El octavo libro de la escritora estadounidense Julie Schumacher es una novela titulada Dear Committee members, publicada en 2014, que yo he leído traducido diez años después magníficamente a mi idioma por Alberto Moyano Muñoz con el título de Queridos miembros de la Junta. Es la primera novela de una trilogía protagonizada por el profesor Jason Fitger, que tuvo su continuación en The Shakespeare requirement, de 2018, y The english experience, cinco años posterior.
Julie Schumacher es profesora de
Escritura Creativa en la Universidad de Minnesota, también es novelista.
Jason Fitger es profesor de Escritura
Creativa y de Filología Inglesa en la Universidad de Payne, novelista además.
Es fácil deducir de dónde saca la autora ese tono descacharrante pare retratar el mundo universitario estadounidense, y de paso, la propia sociedad de la primera potencia mundial (todavía).

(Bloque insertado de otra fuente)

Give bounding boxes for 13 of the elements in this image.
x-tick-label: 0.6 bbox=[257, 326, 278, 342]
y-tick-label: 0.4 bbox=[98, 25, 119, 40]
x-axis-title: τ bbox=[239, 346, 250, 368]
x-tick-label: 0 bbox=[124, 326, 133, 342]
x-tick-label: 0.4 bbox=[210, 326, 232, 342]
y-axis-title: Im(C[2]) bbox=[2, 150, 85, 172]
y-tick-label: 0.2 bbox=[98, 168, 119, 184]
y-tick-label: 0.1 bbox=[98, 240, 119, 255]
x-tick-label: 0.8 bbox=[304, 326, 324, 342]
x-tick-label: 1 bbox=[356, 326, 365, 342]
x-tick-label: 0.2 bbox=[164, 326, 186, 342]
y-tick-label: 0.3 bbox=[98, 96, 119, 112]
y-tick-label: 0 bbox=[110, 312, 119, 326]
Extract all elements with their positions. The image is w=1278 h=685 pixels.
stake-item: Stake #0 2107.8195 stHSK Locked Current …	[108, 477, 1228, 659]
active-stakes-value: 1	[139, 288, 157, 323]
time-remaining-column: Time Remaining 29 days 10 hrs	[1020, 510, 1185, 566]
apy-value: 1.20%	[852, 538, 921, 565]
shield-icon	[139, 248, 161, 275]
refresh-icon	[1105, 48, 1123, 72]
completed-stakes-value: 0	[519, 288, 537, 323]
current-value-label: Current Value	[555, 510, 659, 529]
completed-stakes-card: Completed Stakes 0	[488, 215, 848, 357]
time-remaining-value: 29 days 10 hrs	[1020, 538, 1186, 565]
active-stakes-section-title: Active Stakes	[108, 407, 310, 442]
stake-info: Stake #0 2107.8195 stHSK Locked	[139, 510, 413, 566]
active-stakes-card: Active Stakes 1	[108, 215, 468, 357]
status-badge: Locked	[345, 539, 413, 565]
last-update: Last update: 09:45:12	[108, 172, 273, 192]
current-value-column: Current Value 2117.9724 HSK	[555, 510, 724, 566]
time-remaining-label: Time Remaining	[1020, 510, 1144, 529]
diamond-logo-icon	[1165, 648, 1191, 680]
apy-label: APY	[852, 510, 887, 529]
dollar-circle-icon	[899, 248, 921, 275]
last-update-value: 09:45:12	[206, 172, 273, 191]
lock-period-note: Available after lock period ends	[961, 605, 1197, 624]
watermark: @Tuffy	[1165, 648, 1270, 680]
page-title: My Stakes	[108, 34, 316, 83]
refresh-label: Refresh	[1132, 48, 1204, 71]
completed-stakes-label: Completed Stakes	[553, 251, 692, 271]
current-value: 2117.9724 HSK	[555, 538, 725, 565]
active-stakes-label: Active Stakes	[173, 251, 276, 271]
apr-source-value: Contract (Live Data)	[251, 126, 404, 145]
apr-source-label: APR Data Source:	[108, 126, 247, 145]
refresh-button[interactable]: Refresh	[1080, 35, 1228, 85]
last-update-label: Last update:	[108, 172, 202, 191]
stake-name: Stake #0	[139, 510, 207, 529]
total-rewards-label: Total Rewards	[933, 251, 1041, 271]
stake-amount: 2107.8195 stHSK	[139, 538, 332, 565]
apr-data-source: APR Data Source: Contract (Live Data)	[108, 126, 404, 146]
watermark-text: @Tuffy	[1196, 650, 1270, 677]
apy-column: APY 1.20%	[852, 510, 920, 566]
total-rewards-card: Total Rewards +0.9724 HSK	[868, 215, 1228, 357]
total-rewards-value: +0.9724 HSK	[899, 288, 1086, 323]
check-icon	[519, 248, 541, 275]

Porque Queridos miembros de la Junta es una sátira repleta de un sibilino humor inteligentísimo, a menudo perturbador y casi siempre desmoralizante. Una sátira escrita a la manera de las novelas epistolares, pues de eso está exclusivamente compuesta, de decenas de cartas (de recomendación) escritas por el protagonista y dirigidas a numerosas dependencias universitarias y a algunas empresas. Las cartas de Fitger. Las cartas de Schumacher. Las más de 1300 cartas de recomendación en las que Fitger se muestra entusiasta, sin dejar de ser sus misivas “gritos de desesperación”.
“La
lectura y escritura de ficción requiere, y a la vez inculca, empatía: la
inserción propia en la vida ajena”.
A Fitger no le da miedo ni vergüenza
“ser un dinosaurio”, tampoco ser “una persona que lee y que da clases sobre
novelas, y no textos, y que “siempre que puede inculca durante las clases los
valores humanistas en rápido declive” mientras subraya “el uso de la literatura
para profundizar en la experiencia y la condición humana”. Respecto de épocas y
temas tiene “gustos eclécticos”, pero por lo general no le “conmueven las casas
flotantes ni las abuelas míticas que regresan de entre los muertos, y que son,
seamos sinceros, el equivalente contemporáneo de los elfos y los unicornios”.
“Doy fe (valga el
juego de palabras) de que la literatura ha sido para mí un sucedáneo de la
religión, y podría apostar que la búsqueda de lo inefable a través de la
estética en varias formas ha salvado a tantas almas descarriadas como la fe en
Dios”.
Para que luego digan que lo corrosivo, si es artístico, no puede ser un deslumbrante reflejo emotivo de lo mejor del alma humana.